Portraits unisce varie competenze e sensibilità, la prima quella della studiosa, archeologa, imprescindibilmente legata a un territorio, la Sicilia, che è luogo di origine ma anche di convergenza. La seconda sensibilità naturale emanazione della prima è quella documentaristica, che circoscrive lo spazio come luogo del racconto, poi portato in una ricerca più personale attraverso il medium della fotografia e dell’editoria.
Se il glitch è un errore di codice che diventa formalmente evidente (audio o video), la post produzione altera ulteriormente il campo del reale, mantenendo però un soggetto che già di per se, non è più solo statua antica ma reperto, poiché la sua dimensione storica è trascesa. In questo non tempo, espressione di un non luogo, la dimensione museale non viene più esplorata come luogo della memoria, ma riflessione e strumento ulteriore per post-produrre il presente e la realtà. (testo di Andrea Kantos)
Bio
Iole Carollo è una fotografa e ricercatrice indipendente con una formazione in archeologia, con una laurea in Conservazione dei Beni Culturali e una specializzazione in Archeologia Minoica e Micenea. La sua pratica fotografica esplora l’incontro tra antico e contemporaneo, con un’attenzione particolare alla rappresentazione della storia umana attraverso l’arte e l’archeologia.

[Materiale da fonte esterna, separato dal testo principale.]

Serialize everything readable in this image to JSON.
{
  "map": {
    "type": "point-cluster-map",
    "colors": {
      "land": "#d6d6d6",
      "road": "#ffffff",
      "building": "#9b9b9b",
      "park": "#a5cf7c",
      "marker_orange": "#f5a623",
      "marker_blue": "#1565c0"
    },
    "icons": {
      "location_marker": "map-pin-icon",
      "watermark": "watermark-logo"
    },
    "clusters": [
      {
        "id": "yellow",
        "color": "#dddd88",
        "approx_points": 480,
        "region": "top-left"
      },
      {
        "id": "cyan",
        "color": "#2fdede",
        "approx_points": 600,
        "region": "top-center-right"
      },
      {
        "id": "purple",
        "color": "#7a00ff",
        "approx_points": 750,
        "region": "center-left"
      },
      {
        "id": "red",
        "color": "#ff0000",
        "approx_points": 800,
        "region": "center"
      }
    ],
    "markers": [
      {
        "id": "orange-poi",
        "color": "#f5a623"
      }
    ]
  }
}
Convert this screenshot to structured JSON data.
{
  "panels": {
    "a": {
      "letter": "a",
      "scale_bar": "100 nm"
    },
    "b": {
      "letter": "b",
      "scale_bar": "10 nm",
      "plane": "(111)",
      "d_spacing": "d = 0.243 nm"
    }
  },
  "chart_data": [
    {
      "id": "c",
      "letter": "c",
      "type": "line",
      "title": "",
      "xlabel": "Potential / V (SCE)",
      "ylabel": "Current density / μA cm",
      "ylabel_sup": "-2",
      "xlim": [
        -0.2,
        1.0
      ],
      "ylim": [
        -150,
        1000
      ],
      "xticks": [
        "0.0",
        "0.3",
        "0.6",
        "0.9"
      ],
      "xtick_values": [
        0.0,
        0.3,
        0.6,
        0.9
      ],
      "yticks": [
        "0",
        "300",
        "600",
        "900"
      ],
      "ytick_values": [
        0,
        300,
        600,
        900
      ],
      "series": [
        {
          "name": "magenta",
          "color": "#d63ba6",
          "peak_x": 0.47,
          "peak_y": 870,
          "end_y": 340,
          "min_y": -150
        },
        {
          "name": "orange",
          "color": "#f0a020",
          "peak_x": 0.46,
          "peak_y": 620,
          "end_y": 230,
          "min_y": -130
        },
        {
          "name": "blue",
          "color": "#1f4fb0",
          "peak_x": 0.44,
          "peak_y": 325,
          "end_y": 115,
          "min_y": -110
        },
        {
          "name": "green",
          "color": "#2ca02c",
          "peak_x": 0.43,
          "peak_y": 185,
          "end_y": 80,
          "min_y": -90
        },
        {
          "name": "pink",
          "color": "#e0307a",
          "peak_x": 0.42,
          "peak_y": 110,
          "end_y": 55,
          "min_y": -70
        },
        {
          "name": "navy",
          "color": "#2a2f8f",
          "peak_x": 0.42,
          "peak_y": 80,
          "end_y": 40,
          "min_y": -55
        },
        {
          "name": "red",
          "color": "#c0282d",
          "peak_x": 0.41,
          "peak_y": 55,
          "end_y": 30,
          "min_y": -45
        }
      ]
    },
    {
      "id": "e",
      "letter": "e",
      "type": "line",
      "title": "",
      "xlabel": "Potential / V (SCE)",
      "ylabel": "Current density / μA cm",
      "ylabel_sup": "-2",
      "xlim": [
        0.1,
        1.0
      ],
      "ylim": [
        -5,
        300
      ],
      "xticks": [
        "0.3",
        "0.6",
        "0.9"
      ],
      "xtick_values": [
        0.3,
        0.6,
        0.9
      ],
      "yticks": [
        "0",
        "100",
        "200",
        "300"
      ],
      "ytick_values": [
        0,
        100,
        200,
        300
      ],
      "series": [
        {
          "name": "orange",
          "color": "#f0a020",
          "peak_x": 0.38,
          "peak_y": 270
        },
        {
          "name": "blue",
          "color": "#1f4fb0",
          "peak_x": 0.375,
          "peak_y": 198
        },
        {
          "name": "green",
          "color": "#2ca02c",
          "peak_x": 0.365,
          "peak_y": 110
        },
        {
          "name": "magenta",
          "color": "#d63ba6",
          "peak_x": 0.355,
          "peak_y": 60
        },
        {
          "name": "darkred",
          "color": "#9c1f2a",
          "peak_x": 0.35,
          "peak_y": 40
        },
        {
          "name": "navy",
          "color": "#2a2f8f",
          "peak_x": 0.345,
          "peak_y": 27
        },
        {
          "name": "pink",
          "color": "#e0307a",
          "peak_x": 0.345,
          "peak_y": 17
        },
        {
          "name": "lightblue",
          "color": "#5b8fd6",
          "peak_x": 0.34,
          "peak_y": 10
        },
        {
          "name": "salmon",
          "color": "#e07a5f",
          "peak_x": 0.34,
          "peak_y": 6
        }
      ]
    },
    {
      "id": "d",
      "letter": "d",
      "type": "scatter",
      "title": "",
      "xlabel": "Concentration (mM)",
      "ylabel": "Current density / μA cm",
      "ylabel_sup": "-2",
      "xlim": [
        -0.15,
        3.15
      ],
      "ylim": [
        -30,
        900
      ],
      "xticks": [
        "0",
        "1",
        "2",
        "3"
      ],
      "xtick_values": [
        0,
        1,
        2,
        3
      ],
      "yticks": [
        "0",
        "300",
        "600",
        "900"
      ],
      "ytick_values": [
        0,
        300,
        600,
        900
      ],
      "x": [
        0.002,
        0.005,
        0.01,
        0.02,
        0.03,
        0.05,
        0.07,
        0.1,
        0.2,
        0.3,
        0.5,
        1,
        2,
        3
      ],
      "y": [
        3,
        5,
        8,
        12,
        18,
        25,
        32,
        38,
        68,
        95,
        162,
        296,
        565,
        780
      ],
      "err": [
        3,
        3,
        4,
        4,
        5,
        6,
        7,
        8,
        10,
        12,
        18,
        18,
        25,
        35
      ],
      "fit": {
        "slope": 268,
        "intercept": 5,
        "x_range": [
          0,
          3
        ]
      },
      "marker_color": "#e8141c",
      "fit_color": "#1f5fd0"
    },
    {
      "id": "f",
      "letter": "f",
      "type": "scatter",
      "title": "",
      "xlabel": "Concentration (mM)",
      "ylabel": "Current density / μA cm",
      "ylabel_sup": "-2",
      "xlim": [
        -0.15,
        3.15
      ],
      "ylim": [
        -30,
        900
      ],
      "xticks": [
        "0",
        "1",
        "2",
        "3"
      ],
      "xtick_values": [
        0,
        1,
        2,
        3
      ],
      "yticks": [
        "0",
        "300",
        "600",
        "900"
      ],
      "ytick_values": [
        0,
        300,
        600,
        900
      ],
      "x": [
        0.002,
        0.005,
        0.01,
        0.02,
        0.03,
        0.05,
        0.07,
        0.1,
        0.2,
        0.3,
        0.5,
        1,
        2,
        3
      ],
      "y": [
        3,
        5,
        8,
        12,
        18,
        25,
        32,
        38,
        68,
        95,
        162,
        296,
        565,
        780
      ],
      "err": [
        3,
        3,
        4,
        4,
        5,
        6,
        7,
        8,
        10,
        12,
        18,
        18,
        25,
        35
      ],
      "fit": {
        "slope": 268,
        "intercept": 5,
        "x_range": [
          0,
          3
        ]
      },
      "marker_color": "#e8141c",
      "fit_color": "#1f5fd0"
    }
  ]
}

I suoi interessi abbracciano l’esoeditoria, i processi comunitari e la forma archivio. Nel 2021 è stata selezionata dall’ICCD per documentare il patrimonio culturale del Sud Italia nel progetto PON Itinerari Digitali. È stata anche invitata come fotografa/artista nel 2022 per il progetto europeo FitForThem, all’interno del workshop CreaLab organizzato dalle università di Valencia, Palermo e Opole, dove ha condiviso la propria riflessione sulla migrazione. Nel 2025 è parte del progetto fotografico “Meriggiare pallido e assorto. Eugenio Montale: 100 immagini per 100 anni di Ossi di seppia. Fotografie di Iole Carollo, Anna Positano e Delfino Sisto Legnani” della Fondazione Arnoldo e Alberto Mondadori con la Fondazione Palazzo Ducale di Genova ed Electa.
Collabora con istituzioni pubbliche e private e con artisti contemporanei, realizzando campagne fotografiche, cataloghi d’arte e pubblicazioni scientifiche nel campo archeologico e artistico. Le sue fotografie sono state pubblicate in riviste come Il Venerdì de La Repubblica, Il Giornale dell’Arte, Il Corriere della Sera, Artribune, Annali della Scuola Normale Superiore di Pisa e sono presenti in collezioni private e istituzionali, tra cui il Polo Regionale di Palermo per i Parchi e i Musei Archeologici, Museo Antonino Salinas.
Co-fondatrice di Église, associazione culturale che promuove la cultura visiva, è inoltre parte del festival Zines Palermo dal 2019 e della Scuola di Restanza e Futuro.